Myalgia should be balanced against the positive health benefits of statins beyond the cardiovascular, which include decreased adverse events in heart failure patients,[36] decreased atrial fibrillation, modest antihypertensive effects and reduced risks of malignancies.[35]

Statins and new-onset diabetes

The four major risk factors for developing diabetes are: metabolic syndrome; impaired fasting glucose; body mass index (BMI) >30 kg/m2 and glycated haemoglobin A1c >6%.[37] In a 5-year trial (N=17 603) in those with one or more risk factors, the use of 20 mg rosuvastatin daily was associated with a 39% reduction in the first occurrence of a major cardiovascular event (hazard ratio (HR) 0.61; p=0.0001) and a 28% increase in diabetes (HR 1.28; 95% confidence interval (CI) 1.07 - 1.54; p=0.01).[37]

Overall, considering all statins, in 13 trials (N=91 140) statin therapy was associated with a 9% (95% CI 1.02 - 1.17) increased risk for incident diabetes.[38] Treatment of 255 patients with statins for 4 years resulted in only one extra case of diabetes.[38] This small absolute risk for new diabetes is more than outweighed by cardiovascular benefits.[39] Thus, in 17 080 patients high-dose statin therapy over 5 years decreased ACS or death by 45% at the cost of 13.3% new-onset diabetes.[40]

Most importantly, new-onset diabetes can be avoided if the patient has none or only 1/4 risk factors for new diabetes: fasting blood glucose >5.5 mmol/l; fasting triglycerides >1.7 mmol/l; BMI >30 kg/m2; and a history of hypertension.

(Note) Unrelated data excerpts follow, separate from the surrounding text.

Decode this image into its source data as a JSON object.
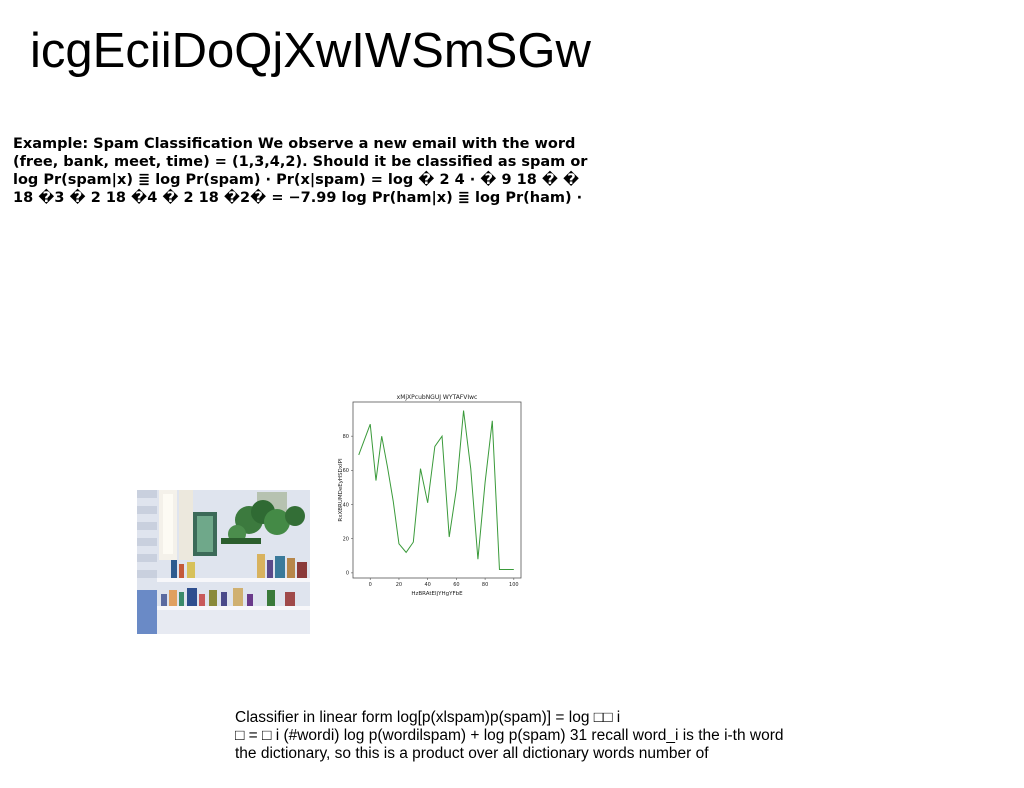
{
  "title": "icgEciiDoQjXwIWSmSGw",
  "spam_example": {
    "lines": [
      "Example: Spam Classification We observe a new email with the word",
      "(free, bank, meet, time) = (1,3,4,2). Should it be classified as spam or",
      "log Pr(spam|x) ≣ log Pr(spam) · Pr(x|spam) = log � 2 4 · � 9 18 � �",
      "18 �3 � 2 18 �4 � 2 18 �2� = −7.99 log Pr(ham|x) ≣ log Pr(ham) ·"
    ]
  },
  "photo": {
    "icon": "bookshelf-plants-photo"
  },
  "chart_data": {
    "type": "line",
    "title": "xMjXPcubNGUJ WYTAFVIwc",
    "xlabel": "HzBRAtEIjYHgYFbE",
    "ylabel": "RxXBRUMDeEyHSDxIPI",
    "x": [
      -8,
      0,
      4,
      8,
      12,
      16,
      20,
      25,
      30,
      35,
      40,
      45,
      50,
      55,
      60,
      65,
      70,
      75,
      80,
      85,
      90,
      95,
      100
    ],
    "series": [
      {
        "color": "#3a9a3a",
        "values": [
          69,
          87,
          54,
          80,
          62,
          42,
          17,
          12,
          18,
          61,
          41,
          74,
          80,
          21,
          49,
          95,
          61,
          8,
          53,
          89,
          2,
          2,
          2
        ]
      }
    ],
    "xlim": [
      -12,
      105
    ],
    "ylim": [
      -3,
      100
    ],
    "xticks": [
      "0",
      "20",
      "40",
      "60",
      "80",
      "100"
    ],
    "yticks": [
      "0",
      "20",
      "40",
      "60",
      "80"
    ],
    "grid": false
  },
  "classifier": {
    "lines": [
      "Classifier in linear form log[p(xlspam)p(spam)] = log □□ i",
      "□ = □ i (#wordi) log p(wordilspam) + log p(spam) 31 recall word_i is the i-th word",
      "the dictionary, so this is a product over all dictionary words number of"
    ]
  }
}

In those with 2 - 4 of these adverse factors, new-onset diabetes developed in 14%.[41]

Which statins are least likely to cause new diabetes? Compared with pravastatin, which was not associated with new diabetes, the absolute risks were 26, 31 and 34 events per 1 000 years of therapy, respectively, for simvastatin, atorvastatin and rosuvastatin.[40] These are remarkably low risks.

Statins in renal disease

In patients with chronic kidney disease, including those receiving dialysis, statins reduce the risk of major cardiovascular events.[43]

 

Lifestyle plus statins: Do they go together?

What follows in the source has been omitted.